Sanremo 2011, il Prof torna in cattedra
di Davide Vedovelli

Si chiude nel migliore dei modi la sessantunesima edizione del Festival di Sanremo. Il Prof. Vecchioni sale in cattedra con la canzone “Chiamami ancora amore” e riesce a portare a Sanremo la canzone d’autore.

L’immagine che più mi ha colpito è stata veder Roberto Vecchioni cantare la sua canzone con l’amico e collega Gianni Morandi, visibilmente commosso, a pochi metri da lui, in piedi, sul palco, con un sorriso che voleva dire “ce l’abbiamo fatta…”. Vecchioni, dopo aver saputo la notizia della vittoria ha detto a Morandi “è merito tuo…, se non era per te che sei venuto a prendermi a casa non ci sarei mai venuto qui”. Successo di pubblico e critica per una canzone, che non credo sia una delle più riuscite del Professore, ma certamente la migliore di tutte quelle in gara. Una canzone che parla di una notte che dovrebbe finire, di ragazzi con un libro in mano, di necessità di protesta ma anche di speranza. Una pezzo in pieno stile “vecchioniano”, dove l'attualità si cela tra i versi di pura poesia, dove amore e rabbia si fondono in un universo solo. Poi il richiamo alle stelle, alle idee e alla madre, temi che tornano tantissime volte nella poetica del Professore. Infine l'idea di un dio (-...il sorriso di Dio...- canta alla fine della canzone, che ricorda il verso di De Andrè “..di un Dio il sorriso...” in “Se ti tagliassero a pezzetti), di una fede, senza un nome preciso, ma che potrebbe aiutare ad uscire da questa notte.

“Per il poeta che non può cantare
per l’operaio che non ha più il suo lavoro
per chi ha vent’anni e se ne sta a morire
in un deserto come in un porcile
e per tutti i ragazzi e le ragazze
che difendono un libro, un libro vero
così belli a gridare nelle piazze
perché stanno uccidendo il pensiero...”


Cuore ed emozione, mestiere ed esperienza per un pezzo che parla più al cuore che al cervello. Vecchioni ha giocato sporco e ha fatto bene, confezionando un brano all’apparenza facile ed immediato, ma che, ascoltandolo attentamente, contiene significati molto più complessi. A seguirlo in classifica i Modà e Al Bano, distanti anni luce dalla perla “chiamami ancora amore”. Un piccolo dolorino per la canzone di Franco Battiato e Madonia, troppo complessa per vincere al televoto.

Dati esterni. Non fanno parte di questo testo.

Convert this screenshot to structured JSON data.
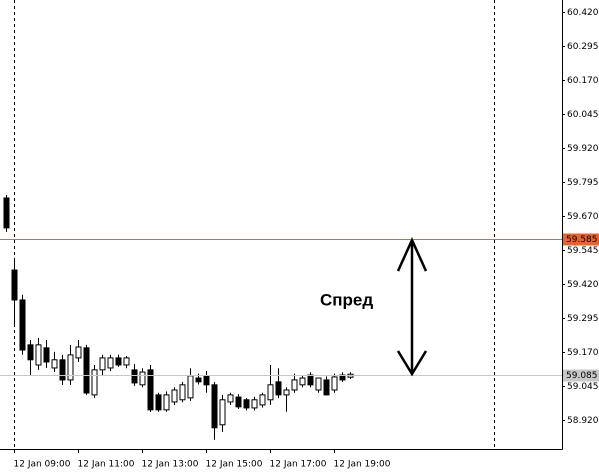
{
  "chart_data": {
    "type": "candlestick",
    "annotation": "Спред",
    "bull_color": "#ffffff",
    "bear_color": "#000000",
    "categories": [
      null,
      "12 Jan 09:00",
      null,
      null,
      null,
      null,
      null,
      null,
      null,
      "12 Jan 11:00",
      null,
      null,
      null,
      null,
      null,
      null,
      null,
      "12 Jan 13:00",
      null,
      null,
      null,
      null,
      null,
      null,
      null,
      "12 Jan 15:00",
      null,
      null,
      null,
      null,
      null,
      null,
      null,
      "12 Jan 17:00",
      null,
      null,
      null,
      null,
      null,
      null,
      null,
      "12 Jan 19:00",
      null,
      null
    ],
    "open": [
      59.736,
      59.471,
      59.361,
      59.196,
      59.122,
      59.185,
      59.111,
      59.141,
      59.067,
      59.148,
      59.185,
      59.012,
      59.104,
      59.111,
      59.148,
      59.122,
      59.104,
      59.049,
      59.104,
      59.012,
      58.957,
      58.986,
      58.994,
      59.001,
      59.074,
      59.082,
      59.049,
      58.902,
      58.986,
      59.004,
      58.994,
      58.964,
      58.975,
      58.994,
      59.06,
      59.012,
      59.03,
      59.049,
      59.085,
      59.03,
      59.067,
      59.03,
      59.085,
      59.077
    ],
    "high": [
      59.747,
      59.516,
      59.38,
      59.214,
      59.221,
      59.214,
      59.17,
      59.159,
      59.196,
      59.214,
      59.196,
      59.122,
      59.159,
      59.159,
      59.16,
      59.155,
      59.125,
      59.11,
      59.122,
      59.02,
      59.025,
      59.04,
      59.06,
      59.11,
      59.09,
      59.1,
      59.06,
      59.012,
      59.02,
      59.015,
      59.0,
      59.005,
      59.02,
      59.122,
      59.11,
      59.04,
      59.09,
      59.085,
      59.095,
      59.07,
      59.08,
      59.09,
      59.095,
      59.095
    ],
    "low": [
      59.611,
      59.269,
      59.159,
      59.085,
      59.104,
      59.111,
      59.096,
      59.049,
      59.049,
      59.133,
      59.012,
      59.001,
      59.082,
      59.1,
      59.115,
      59.11,
      59.045,
      59.04,
      58.949,
      58.95,
      58.95,
      58.975,
      58.985,
      58.99,
      59.05,
      59.02,
      58.847,
      58.876,
      58.975,
      58.96,
      58.955,
      58.955,
      58.965,
      58.975,
      59.0,
      58.95,
      59.02,
      59.04,
      59.04,
      59.02,
      59.01,
      59.02,
      59.06,
      59.07
    ],
    "close": [
      59.626,
      59.361,
      59.177,
      59.141,
      59.196,
      59.133,
      59.141,
      59.067,
      59.159,
      59.188,
      59.019,
      59.104,
      59.148,
      59.148,
      59.122,
      59.148,
      59.056,
      59.096,
      58.957,
      58.957,
      59.012,
      59.03,
      59.049,
      59.082,
      59.06,
      59.049,
      58.891,
      58.994,
      59.012,
      58.968,
      58.964,
      58.994,
      59.012,
      59.049,
      59.012,
      59.03,
      59.067,
      59.074,
      59.049,
      59.074,
      59.012,
      59.078,
      59.067,
      59.088
    ],
    "price_lines": [
      {
        "value": 59.585,
        "color": "#e8642c",
        "text_color": "#ffffff"
      },
      {
        "value": 59.085,
        "color": "#c8c8c8",
        "text_color": "#000000"
      }
    ],
    "ylim": [
      58.813,
      60.464
    ],
    "yticks": [
      {
        "value": 60.42,
        "label": "60.420"
      },
      60.295,
      {
        "value": 60.17,
        "label": "60.170"
      },
      60.045,
      {
        "value": 59.92,
        "label": "59.920"
      },
      59.795,
      {
        "value": 59.67,
        "label": "59.670"
      },
      59.545,
      {
        "value": 59.42,
        "label": "59.420"
      },
      59.295,
      {
        "value": 59.17,
        "label": "59.170"
      },
      59.045,
      {
        "value": 58.92,
        "label": "58.920"
      }
    ]
  }
}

Ora è tempo di tirare le somme di un Festival a mio parere ben costruito e riuscito. L’impronta di Morandi ha costretto i più scettici, come me per esempio, a guardarlo e convincersi che il risultato è buono. Meno soddisfatto dalle due soubrette e da Luca e Paolo. Luce e faro è Roberto Benigni, profeta in Patria a cavallo, è lui il Garibaldi del Festival. Con le inevitabili polemiche, che quest'anno hanno interessato la modalità di televoto, si è conclusa anche questa edizione, poco televisiva ma molto musicale, e così dovrebbe essere sempre. Le radio sono già infestate dalle canzoni della rassegna: speriamo facciano buon uso di queste piccole perle nel mare del nulla che normalmente viene trasmesso.